A story in Time this week demonstrates how clever marketers can be in turning hard stats and gut feelings into actionable programs. It seems hotels around the world are adding dogs (and the occasional cat or goldfish) to their staffs to add to the homey ambiance.
For example, a black lab named Catie Copley at the Fairmont Copley Plaza gets booked via email for walks around Boston, reports Kristine Hansen. And guests can take Batchelor, a yellow lab at the Ritz-Carlton in Beaver Creek, Colo., hiking or snowshoeing.
The Ritz-Carlton's dogs come from shelters and guests are asked to make a donation to a local animal shelter. "We feel like we're giving back," PR director Parool Shah tells Hansen. "We want to ensure that we give them a great life and a great purpose."

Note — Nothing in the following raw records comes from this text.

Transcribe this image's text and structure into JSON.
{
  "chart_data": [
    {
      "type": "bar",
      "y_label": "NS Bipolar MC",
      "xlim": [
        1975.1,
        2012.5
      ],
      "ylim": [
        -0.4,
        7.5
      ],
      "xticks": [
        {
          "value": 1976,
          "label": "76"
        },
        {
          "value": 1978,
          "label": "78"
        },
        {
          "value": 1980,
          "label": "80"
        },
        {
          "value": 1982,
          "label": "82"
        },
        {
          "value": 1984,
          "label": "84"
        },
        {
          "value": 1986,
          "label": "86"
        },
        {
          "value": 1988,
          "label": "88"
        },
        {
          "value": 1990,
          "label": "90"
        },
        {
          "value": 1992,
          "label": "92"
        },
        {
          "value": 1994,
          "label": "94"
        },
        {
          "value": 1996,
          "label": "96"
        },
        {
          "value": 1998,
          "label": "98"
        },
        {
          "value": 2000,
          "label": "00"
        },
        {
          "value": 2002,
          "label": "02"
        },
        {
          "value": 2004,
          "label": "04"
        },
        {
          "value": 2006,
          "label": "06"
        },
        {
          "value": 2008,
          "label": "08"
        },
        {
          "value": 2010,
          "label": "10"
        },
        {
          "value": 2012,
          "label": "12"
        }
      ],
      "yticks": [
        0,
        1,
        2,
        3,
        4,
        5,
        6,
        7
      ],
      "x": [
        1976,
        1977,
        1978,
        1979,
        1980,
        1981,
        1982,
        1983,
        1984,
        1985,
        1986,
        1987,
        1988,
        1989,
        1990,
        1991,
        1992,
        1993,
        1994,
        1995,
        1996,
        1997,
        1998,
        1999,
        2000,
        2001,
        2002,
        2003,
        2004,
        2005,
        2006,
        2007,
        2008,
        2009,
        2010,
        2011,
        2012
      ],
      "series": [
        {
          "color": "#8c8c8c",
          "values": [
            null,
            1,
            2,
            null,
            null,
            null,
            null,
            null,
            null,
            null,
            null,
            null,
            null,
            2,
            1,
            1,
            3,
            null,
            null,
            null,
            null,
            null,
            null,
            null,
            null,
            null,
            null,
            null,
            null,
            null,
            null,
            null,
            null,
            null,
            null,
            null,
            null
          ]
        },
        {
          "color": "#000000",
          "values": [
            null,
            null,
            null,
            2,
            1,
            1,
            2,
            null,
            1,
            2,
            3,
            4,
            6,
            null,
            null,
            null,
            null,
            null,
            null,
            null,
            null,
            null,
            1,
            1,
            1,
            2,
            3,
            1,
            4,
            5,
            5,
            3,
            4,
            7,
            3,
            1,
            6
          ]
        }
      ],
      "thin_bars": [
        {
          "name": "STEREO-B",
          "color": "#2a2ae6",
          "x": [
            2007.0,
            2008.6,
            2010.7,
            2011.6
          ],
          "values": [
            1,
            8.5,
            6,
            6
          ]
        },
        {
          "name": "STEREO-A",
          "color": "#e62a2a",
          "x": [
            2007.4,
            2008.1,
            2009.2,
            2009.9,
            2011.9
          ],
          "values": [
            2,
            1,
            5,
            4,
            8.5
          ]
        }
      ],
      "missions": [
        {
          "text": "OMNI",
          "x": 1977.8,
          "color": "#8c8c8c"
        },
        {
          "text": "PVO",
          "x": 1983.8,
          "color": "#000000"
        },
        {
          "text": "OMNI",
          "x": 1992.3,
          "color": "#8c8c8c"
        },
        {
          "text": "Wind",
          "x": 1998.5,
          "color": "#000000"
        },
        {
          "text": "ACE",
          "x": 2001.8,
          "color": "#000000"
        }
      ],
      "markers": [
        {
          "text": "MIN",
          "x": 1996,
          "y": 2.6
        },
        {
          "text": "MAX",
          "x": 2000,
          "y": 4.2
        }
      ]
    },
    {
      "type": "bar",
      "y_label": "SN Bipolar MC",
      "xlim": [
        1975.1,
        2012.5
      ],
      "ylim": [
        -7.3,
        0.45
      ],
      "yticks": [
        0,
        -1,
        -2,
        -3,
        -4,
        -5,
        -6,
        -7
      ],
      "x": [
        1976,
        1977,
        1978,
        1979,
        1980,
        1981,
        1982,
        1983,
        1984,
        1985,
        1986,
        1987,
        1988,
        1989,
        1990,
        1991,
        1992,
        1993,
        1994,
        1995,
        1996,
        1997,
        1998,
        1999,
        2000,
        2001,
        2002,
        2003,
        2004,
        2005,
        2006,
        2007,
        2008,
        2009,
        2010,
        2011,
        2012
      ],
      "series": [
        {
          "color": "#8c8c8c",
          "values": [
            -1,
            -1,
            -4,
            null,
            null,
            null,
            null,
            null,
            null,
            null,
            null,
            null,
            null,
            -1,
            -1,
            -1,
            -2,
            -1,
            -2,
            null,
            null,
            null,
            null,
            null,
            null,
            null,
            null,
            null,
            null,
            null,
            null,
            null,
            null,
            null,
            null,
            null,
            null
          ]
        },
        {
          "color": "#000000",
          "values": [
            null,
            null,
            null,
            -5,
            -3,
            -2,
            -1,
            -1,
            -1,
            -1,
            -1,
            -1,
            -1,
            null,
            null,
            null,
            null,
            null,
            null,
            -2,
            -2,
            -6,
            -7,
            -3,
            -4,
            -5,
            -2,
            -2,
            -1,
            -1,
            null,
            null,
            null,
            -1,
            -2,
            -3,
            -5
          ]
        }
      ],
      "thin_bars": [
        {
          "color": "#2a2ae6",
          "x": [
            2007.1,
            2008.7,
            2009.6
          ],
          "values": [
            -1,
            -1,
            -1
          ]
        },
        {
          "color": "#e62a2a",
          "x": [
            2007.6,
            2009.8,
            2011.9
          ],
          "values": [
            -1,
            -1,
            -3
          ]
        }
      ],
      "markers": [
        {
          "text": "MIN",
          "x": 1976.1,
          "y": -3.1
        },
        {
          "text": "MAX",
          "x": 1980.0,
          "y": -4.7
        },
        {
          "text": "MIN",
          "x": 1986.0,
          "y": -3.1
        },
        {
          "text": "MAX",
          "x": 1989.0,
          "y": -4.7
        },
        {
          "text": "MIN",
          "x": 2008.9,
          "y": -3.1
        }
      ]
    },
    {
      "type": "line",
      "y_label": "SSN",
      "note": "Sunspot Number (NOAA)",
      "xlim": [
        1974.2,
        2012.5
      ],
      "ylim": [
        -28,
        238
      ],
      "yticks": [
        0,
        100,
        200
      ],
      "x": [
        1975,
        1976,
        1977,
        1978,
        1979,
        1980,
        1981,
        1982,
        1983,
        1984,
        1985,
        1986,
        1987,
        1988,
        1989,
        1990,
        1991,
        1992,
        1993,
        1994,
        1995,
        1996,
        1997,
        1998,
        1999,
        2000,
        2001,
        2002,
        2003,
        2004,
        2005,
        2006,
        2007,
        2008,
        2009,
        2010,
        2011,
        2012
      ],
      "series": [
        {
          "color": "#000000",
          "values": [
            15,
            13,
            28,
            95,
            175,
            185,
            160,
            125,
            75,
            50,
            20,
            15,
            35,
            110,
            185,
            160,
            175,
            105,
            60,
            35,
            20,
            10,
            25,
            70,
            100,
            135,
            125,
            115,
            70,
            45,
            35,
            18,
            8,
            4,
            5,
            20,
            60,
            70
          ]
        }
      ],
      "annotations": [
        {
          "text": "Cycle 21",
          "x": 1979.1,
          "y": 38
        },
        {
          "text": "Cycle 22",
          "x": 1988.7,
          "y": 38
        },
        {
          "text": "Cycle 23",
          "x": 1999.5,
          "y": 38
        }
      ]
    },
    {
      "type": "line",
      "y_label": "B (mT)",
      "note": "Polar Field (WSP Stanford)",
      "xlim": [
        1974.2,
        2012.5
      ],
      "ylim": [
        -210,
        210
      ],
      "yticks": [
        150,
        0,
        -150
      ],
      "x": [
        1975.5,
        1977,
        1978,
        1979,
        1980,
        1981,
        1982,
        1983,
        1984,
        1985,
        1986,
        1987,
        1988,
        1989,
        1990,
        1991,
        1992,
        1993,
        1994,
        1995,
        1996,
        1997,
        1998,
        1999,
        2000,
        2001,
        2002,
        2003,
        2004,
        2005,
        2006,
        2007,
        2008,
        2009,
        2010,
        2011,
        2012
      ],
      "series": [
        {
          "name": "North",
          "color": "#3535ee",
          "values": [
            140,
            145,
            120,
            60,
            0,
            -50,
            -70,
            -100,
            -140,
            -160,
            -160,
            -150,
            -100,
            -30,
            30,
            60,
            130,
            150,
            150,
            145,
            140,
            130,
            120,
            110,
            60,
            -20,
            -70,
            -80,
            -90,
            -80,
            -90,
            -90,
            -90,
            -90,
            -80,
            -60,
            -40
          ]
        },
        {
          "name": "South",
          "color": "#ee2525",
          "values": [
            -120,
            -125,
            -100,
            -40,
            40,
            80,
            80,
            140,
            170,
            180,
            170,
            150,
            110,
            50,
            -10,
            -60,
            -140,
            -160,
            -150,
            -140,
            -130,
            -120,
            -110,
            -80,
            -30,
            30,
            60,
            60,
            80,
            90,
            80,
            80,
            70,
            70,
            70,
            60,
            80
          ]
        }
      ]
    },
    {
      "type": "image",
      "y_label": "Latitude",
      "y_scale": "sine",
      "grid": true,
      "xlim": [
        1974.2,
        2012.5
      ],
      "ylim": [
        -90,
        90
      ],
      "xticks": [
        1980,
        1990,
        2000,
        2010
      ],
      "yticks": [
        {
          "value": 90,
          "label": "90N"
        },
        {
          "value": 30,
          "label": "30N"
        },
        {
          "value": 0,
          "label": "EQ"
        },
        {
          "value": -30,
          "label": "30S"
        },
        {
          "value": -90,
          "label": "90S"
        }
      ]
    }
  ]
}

While we're discussing greater purpose, another story in Time this week looks at trained dogs who are helping war veterans cope with posttraumatic stress disorder (PTSD). And dogs now patrol the floor at some military hospitals in an effort to help calm patients. "He has changed my life," says one vet about his Australian cattle dog mix. Previously, he was afraid to leave his apartment after three combat tours and an IED blast that broke his spine, Mark Thompson reports.
Training the dogs can be a special experience, too. Boys who reside at Children's Village in Dobbs Ferry, N.Y., a facility that offers assistance to at-risk children and their families, collaborate with East Coast Assistance Dogs to train dogs, many of whom are later placed with vets. "This program gives the troubled youngsters who live at CV the opportunity to experience the unconditional love of a dog and at the same time to help others who are less fortunate than themselves," the CV website says.
There are, of course, many ways that working dogs are helping people in need, from the mixed breed who "reads" with kids at our local library to dogs that form special bonds with autistic children. One of the most touching ceremonies I ever saw was the day two puppies born to a Guiding Eyes for the Blind brood golden lab we harbored "graduated" after a couple of intense weeks of work with their new owners. That followed their being raised for more than a year by other volunteers.
If you're considering adding a puppy to your household this holiday season, you might consider raising one for a cause such as this. A Google search will turn up suitable organizations, or you can check the list at Assistance Dogs International, which accredits organizations that train guide and service dogs.
The cost of training each dog is in the five figures and all of the programs could use some financial support from corporations and businesses, too, of course.